The new centre used 182 miles of cables and included a 200-seat auditorium for classified operations meetings, say the documents, which were originally collected by Edward Snowden and have now been published by investigative website The Intercept.
The communications equipment in Menwith Hill’s dozens of distinctive white radomes are used to eavesdrop on other countries’ satellite communications, as well as communicating with US spy satellites that capture signals on the ground, including mobile phone and Wi-Fi signals, according to the documents.
The official purpose of the domes stated by the US and UK governments was that the domes provided “rapid radio relay” and to conduct “communications research”, the documents say.

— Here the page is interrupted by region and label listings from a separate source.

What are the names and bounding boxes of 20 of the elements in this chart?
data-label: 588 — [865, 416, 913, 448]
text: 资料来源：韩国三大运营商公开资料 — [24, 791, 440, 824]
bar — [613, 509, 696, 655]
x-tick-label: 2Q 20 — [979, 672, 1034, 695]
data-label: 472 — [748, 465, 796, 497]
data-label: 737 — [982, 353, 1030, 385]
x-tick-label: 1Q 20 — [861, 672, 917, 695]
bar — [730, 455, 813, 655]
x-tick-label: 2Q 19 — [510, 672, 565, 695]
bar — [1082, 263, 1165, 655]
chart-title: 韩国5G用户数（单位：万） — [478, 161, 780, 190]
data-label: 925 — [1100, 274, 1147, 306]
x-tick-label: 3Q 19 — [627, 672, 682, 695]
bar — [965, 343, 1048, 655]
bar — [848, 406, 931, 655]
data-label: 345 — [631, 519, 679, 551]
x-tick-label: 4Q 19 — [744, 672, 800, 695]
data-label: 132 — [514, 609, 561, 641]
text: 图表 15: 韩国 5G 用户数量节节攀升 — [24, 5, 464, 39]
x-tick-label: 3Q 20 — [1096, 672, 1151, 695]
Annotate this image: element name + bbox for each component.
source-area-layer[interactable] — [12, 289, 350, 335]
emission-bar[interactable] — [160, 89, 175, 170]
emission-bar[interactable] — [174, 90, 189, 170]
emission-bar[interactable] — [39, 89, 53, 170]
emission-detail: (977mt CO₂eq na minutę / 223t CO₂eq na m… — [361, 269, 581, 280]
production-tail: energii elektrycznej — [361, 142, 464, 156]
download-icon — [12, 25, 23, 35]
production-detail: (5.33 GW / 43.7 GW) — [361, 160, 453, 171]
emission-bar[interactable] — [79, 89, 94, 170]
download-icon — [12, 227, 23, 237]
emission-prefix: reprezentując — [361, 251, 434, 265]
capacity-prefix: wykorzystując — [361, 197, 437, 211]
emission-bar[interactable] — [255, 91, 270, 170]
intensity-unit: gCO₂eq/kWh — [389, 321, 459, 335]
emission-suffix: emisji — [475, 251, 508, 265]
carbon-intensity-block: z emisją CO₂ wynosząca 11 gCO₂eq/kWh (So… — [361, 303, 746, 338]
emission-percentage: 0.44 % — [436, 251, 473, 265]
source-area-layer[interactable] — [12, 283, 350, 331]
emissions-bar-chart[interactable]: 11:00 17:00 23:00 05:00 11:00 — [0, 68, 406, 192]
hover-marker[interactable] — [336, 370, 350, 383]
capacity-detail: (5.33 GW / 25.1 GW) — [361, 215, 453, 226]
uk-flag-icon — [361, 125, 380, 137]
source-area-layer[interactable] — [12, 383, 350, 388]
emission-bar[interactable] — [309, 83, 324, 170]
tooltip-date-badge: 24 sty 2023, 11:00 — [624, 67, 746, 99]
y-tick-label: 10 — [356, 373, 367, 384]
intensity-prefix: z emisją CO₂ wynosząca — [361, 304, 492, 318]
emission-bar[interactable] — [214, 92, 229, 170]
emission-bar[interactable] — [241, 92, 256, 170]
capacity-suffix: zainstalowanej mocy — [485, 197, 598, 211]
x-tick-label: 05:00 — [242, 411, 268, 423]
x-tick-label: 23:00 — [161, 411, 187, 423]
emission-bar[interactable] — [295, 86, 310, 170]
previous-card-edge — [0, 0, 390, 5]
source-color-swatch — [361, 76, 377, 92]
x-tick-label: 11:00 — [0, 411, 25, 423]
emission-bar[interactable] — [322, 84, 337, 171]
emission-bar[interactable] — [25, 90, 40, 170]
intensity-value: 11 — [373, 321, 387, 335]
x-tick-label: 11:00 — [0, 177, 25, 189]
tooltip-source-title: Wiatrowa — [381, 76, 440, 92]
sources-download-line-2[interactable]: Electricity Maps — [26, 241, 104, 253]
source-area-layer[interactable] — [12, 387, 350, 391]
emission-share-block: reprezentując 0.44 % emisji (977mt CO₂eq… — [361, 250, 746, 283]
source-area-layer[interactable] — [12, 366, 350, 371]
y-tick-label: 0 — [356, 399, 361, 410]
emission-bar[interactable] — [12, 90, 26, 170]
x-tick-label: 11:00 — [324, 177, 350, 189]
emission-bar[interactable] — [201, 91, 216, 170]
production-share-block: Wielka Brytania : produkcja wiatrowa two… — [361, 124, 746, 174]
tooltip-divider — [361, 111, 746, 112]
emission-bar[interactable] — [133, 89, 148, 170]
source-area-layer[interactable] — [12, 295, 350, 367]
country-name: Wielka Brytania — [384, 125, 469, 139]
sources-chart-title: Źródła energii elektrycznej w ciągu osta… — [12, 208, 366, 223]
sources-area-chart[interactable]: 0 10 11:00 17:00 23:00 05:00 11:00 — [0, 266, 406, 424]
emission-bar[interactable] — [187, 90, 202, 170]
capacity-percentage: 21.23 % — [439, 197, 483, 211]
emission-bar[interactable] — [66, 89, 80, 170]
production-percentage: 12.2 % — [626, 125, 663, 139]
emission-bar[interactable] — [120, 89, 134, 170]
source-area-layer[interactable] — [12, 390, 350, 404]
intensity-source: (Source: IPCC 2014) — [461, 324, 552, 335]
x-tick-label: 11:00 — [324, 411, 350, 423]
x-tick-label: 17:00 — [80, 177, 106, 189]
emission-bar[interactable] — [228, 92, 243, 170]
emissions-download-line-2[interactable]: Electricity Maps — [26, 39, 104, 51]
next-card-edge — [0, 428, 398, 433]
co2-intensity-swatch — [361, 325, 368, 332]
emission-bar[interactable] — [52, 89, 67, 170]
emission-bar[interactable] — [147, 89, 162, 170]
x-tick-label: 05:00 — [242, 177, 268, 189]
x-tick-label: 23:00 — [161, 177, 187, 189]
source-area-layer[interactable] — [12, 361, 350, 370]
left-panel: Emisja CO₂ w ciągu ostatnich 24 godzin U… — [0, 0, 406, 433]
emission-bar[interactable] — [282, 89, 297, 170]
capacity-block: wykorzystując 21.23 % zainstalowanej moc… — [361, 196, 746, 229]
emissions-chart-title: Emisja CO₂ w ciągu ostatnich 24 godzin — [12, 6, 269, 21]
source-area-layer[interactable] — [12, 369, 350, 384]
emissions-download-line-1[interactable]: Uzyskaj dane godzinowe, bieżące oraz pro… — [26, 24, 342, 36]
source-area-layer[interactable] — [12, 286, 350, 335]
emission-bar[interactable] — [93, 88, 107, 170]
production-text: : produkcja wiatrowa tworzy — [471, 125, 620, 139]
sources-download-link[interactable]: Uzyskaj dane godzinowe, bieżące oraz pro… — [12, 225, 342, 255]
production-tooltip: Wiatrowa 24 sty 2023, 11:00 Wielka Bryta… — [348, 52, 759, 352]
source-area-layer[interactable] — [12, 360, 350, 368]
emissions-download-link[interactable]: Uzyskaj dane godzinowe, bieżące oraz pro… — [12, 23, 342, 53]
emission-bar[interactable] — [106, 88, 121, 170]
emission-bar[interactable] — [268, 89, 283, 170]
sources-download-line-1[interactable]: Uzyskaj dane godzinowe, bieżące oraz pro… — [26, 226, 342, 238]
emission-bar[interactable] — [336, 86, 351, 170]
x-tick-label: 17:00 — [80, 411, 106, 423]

Intercepted data passing from Internet cafes in the Middle East to communications satellites could be used to locate target individuals when they logged on at a particular facility, triggering a military action such as a drone strike, according to the documents.
The programme, called Ghosthunter, was first developed in 2006 and resulted in “a significant number of capture-kill operations”, including one in which “30 enemy” were “killed” in Afghanistan, according to leaked memos.
Another memo speaks of Menwith Hill analysts finding “a new way to geolocate targets who are active at Internet cafes in Yemen”.
The connection to Yemen could pose legal problems, since that country is not a war zone and as such individuals there would have non-combatant status.
As barrister Jemima Stratford QC pointed out in a 2014 analysis of earlier leaked documents, an individual passing data from a British facility that is then used in a lethal US strike on non-combatants would be “likely” to be considered “an accessory to murder”.